New York, for instance, has hired 200 “garbage enforcement cops whose only job is to make sure people do recycle and it’s not scavenged,” Sones said.
Last year, Redondo Beach passed an ordinance making it a misdemeanor to steal recyclables and the city deployed a special police detail to crack down on scavengers. San Diego not only passed an anti-scavenging ordinance but also scheduled its trash pickups later in the morning so shopkeepers could take their trash out in the morning and keep an eye on it rather than set it out the night before.
One Van Nuys woman said she was told that there was little that could be done when she recently called city recycling officials after a scavenger took all the aluminum cans out of her recycling bin, leaving her neat stack of newspapers strewn around the front yard.
“At first I thought, ‘At least, they’re being recycled,’ ” said the woman, who did not want to be identified. “Then I thought, ‘The city should get the money.’ I want my trash to go to the city program so the city will continue to make it easy for me to recycle.

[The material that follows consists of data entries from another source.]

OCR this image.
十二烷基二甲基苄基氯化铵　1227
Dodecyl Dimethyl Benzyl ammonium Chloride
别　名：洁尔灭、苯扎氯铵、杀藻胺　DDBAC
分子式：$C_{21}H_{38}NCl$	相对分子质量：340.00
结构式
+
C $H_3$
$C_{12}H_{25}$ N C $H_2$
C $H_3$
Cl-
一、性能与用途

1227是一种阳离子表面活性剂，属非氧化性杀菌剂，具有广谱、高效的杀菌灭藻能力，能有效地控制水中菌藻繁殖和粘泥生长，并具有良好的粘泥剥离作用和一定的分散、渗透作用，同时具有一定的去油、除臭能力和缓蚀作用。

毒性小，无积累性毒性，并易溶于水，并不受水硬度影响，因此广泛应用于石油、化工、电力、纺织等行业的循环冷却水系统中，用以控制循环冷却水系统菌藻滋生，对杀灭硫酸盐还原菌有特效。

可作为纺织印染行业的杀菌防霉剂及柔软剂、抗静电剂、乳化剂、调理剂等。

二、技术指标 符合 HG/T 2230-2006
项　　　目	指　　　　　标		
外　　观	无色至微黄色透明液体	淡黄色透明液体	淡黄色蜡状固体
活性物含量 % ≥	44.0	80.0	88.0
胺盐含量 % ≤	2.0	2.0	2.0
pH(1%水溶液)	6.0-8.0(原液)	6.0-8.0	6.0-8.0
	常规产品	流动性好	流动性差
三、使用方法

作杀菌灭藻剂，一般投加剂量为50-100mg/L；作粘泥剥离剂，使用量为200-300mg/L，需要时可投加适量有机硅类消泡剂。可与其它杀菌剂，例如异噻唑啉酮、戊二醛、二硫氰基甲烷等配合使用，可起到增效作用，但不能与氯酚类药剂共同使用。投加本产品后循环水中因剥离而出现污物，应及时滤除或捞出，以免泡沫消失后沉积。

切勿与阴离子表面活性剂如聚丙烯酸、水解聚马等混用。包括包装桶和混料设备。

If the city only gets the newspapers and plastics, which don’t bring as much cash as the cans, maybe they won’t be able to keep doing it.”
Besides, the woman said, “It bothers me that people are going through my trash.”
But Lynn Eastman Rossi, a Studio City actress and mother of two, said she doesn’t mind when people in pickup trucks take the cans, newspapers and bottles from the city recycling bins in her front yard.
“It doesn’t bother me at all. As long as I know it’s getting recycled, I don’t care if someone makes money from it or not,” Rossi said.
Studio City resident Marta Kurland feels the same way, but her husband, Jerry, doesn’t. Last week, he asked a woman poised to put recyclables in her pickup truck to please put them back.
“This is the first week they haven’t been stolen,” Marta Kurland said, surveying the contents of her yellow recycling bin.
Aguilar was unaware that the recycling program was cutting into the revenues of destitute people, but said, “we would like to think that maybe they can find another way of making money.”
Marshall Spring, 75, of Burbank, a retired aircraft inspector who started collecting recyclables to fill his days after his wife died, said he is going to have to find something else to do.
“A lot of people set things out for me. People are very happy that I come around,” he said. “They like to have their stuff recycled, but they have no way to do it.”